There comes a time of year where the leaves begin to dance. Disconnected, one by one, the leaves start a slow and elegant descent towards the ground below. Some leaves fall to the forest floor, destined to become a pulpy concoction of nutrients soak into the earth. Some leaves descend onto the creek.
The creek flows at a relatively leisurely pace but still always flows nonetheless. The surface of the water adheres to the leaves while delicately floating. Here begins the dance.
The ripples swirl the leaves in their wake as the wind goads the water in any direction. Some leaves are pushed against one another, forming into a blockade, thus ending their dance. Some leaves continue to swirl about the still pools of water while others twirl in the vortex of the rushing inlets.
Panel 2
The scene is full of life.
Life views the dance from all perspectives, including those of travelers and residents of the stream.

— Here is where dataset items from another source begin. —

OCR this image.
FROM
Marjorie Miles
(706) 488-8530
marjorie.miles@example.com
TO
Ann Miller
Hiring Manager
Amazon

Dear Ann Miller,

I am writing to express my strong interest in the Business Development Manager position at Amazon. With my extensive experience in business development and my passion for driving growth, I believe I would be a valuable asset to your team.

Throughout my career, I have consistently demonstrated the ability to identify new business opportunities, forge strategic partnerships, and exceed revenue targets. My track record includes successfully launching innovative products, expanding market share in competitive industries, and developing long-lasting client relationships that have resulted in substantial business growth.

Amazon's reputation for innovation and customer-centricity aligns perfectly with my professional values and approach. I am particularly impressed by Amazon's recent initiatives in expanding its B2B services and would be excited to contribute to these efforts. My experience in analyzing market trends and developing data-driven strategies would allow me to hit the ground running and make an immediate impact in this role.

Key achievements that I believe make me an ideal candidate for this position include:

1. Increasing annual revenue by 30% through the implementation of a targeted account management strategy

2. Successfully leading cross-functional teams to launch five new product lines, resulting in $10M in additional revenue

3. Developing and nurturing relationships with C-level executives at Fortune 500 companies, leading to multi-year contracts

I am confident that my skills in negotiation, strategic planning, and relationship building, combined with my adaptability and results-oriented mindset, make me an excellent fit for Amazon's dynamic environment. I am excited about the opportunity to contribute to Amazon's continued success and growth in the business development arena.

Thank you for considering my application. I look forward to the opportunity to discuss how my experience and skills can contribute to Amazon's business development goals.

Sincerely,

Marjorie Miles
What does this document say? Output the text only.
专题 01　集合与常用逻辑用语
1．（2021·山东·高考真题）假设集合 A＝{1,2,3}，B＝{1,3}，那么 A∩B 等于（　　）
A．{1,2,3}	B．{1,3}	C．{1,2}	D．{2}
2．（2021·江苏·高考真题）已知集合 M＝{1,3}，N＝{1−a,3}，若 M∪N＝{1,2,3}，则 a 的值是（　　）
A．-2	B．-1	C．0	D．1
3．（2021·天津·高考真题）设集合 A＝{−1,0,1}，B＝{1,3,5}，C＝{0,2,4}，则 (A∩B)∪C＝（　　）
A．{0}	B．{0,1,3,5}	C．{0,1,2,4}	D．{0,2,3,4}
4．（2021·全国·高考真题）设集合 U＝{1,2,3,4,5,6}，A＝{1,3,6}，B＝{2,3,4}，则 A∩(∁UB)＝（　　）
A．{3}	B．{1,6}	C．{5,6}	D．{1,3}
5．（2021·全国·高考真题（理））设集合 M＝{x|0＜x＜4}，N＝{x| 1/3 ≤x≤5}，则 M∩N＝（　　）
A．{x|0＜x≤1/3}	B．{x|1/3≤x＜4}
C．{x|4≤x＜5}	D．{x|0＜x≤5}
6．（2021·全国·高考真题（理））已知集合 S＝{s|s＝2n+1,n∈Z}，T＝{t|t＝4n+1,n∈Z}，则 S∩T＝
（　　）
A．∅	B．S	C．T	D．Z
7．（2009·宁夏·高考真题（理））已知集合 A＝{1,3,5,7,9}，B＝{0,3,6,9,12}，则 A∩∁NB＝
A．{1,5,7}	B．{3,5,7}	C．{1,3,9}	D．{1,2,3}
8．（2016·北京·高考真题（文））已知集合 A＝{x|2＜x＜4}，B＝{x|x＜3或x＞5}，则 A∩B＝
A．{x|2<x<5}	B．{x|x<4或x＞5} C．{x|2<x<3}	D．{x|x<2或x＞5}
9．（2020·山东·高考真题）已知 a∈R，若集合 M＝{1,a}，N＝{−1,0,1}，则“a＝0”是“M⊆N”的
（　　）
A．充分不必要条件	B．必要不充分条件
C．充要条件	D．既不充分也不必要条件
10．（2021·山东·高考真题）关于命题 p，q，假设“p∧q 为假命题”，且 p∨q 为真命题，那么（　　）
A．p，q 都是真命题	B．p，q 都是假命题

The water is teeming with minnows, bullfrogs, crayfish, water skippers, water spiders, and various birds. These life forms are all an integral part of the mini-ecosystem that is the creek. For many, the stream is their home, the creek is their passage of life.
Peering into the still pools, one can see a picture box display reflected off of the surface. A perspective of the stream, hidden at first glance, into a rather similar reality.
It displays a view of a world filled with an ancient life who have trekked the creek before. This ancient life has shared the same experience as the life today. After all, life began at water. Many of the same lives will end on the water.
Perhaps a source of water is what truly connects all the residents and travelers of the creek, big and small.
There is one unusual structure along the stream that old life did not perceive. It is of the earth, unwavering, and temporary. It is the work of man.
Panel 3
The flow is endless.
Allaying sounds resonate from the dual chambers under the bridge. The unrelenting flow of water continually collides with the poured concrete from many years ago. Water flows downhill and wants to move on its path, often creating a better version of the track
Alas, any object of natural or human-made creation is battered by the water, left in the wake of the never-ending power of erosion.
The bridge, consisting of concrete, rebar, and asphalt was created with the purpose of avoiding the flow of water. A creation owed to a millennia of human construction methods to be made unwavering and unmoving. But even with the knowledge of hundreds of years of generations of civil engineers before, the builders know the bridge will in time become nothing less than a pile of rubble while the water still flows on.